Alexion is also studying the potential use of Soliris for treating dense deposit disease, as well as the neurological diseases myasthenia gravis and multifocal motor neuropathy.
In a research note on June 8, Morgan Stanley analyst Sapna Srivastava said Soliris may also prove effective for heart transplant patients. “Success in additional indications,” Srivastava said, “could more than double Soliris’s potential.”
As it puts the finishing touches on its $116-million plant in Smithfield, Alexion also hopes to feed its drug pipeline.
One experimental drug produced in Smithfield, Anti-CD200, is already being tested in a study at several hospitals in the United States to treat patients with a form of leukemia who have not responded to chemotherapy.

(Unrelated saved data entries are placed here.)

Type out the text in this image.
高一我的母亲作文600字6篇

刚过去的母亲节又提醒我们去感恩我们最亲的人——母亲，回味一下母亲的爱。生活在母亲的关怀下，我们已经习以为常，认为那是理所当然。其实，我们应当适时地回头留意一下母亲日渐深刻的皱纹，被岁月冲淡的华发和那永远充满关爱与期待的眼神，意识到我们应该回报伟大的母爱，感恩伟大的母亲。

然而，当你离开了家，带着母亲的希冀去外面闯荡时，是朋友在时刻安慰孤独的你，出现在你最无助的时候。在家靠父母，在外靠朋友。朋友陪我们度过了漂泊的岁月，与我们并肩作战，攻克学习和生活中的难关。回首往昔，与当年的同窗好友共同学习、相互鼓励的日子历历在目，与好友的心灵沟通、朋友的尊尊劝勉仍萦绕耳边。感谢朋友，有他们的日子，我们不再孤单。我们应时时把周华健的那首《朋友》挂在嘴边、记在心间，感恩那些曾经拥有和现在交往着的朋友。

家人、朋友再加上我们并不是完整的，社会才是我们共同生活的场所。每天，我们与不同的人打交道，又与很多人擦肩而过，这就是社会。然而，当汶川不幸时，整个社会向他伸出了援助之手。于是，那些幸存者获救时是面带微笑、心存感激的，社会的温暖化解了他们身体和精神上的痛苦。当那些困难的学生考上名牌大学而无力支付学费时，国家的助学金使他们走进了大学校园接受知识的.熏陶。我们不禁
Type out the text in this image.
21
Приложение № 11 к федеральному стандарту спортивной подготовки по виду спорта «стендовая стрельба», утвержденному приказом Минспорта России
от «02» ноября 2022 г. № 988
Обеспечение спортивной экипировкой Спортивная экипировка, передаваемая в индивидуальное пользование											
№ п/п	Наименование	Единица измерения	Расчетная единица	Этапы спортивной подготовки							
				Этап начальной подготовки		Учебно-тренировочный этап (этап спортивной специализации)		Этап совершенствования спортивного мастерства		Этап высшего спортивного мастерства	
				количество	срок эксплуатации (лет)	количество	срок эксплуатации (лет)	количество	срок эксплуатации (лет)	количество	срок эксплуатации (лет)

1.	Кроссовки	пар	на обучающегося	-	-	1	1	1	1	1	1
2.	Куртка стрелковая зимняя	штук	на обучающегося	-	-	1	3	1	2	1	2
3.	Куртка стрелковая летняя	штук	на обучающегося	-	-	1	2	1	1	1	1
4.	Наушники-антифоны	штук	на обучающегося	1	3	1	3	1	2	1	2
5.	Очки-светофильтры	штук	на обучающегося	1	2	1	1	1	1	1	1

Alexion has kept its headquarters in Connecticut, where on Thursday it plans to unveil 1,738 solar panels it installed on the rooftop of its office and research complex. But its investment in Rhode Island has been seen as a key success in efforts to expand the state’s health sciences sector.
There is ample capacity in the complex for producing Soliris, even if the patient pool grows significantly. But if other drugs prove successful they, too, would likely be produced in Rhode Island.
Alexion’s continued growth is considered especially vital because the state’s other major drug maker, Amgen, has been struggling in recent years.
State lawmakers say the industry has great potential.
The 2009 BioWorld Relocation and Expansion Guide, distributed at the BIO International Convention in May, named Rhode Island one of six “Biotech Hubs” in North America for the third year in a row.
Describing Rhode Island as a “small state with a big appetite for biotech,” the guide praised the state’s research and development tax credits as well as its location.
Rhode Island’s proximity to “the East Coast biotech universe couldn’t be more strategically well-placed,” the publication says. It also cites “its comparatively less expensive cost-of-living and less stressful milieu” that “allows businesses to go about their business, but in a more tranquil setting.”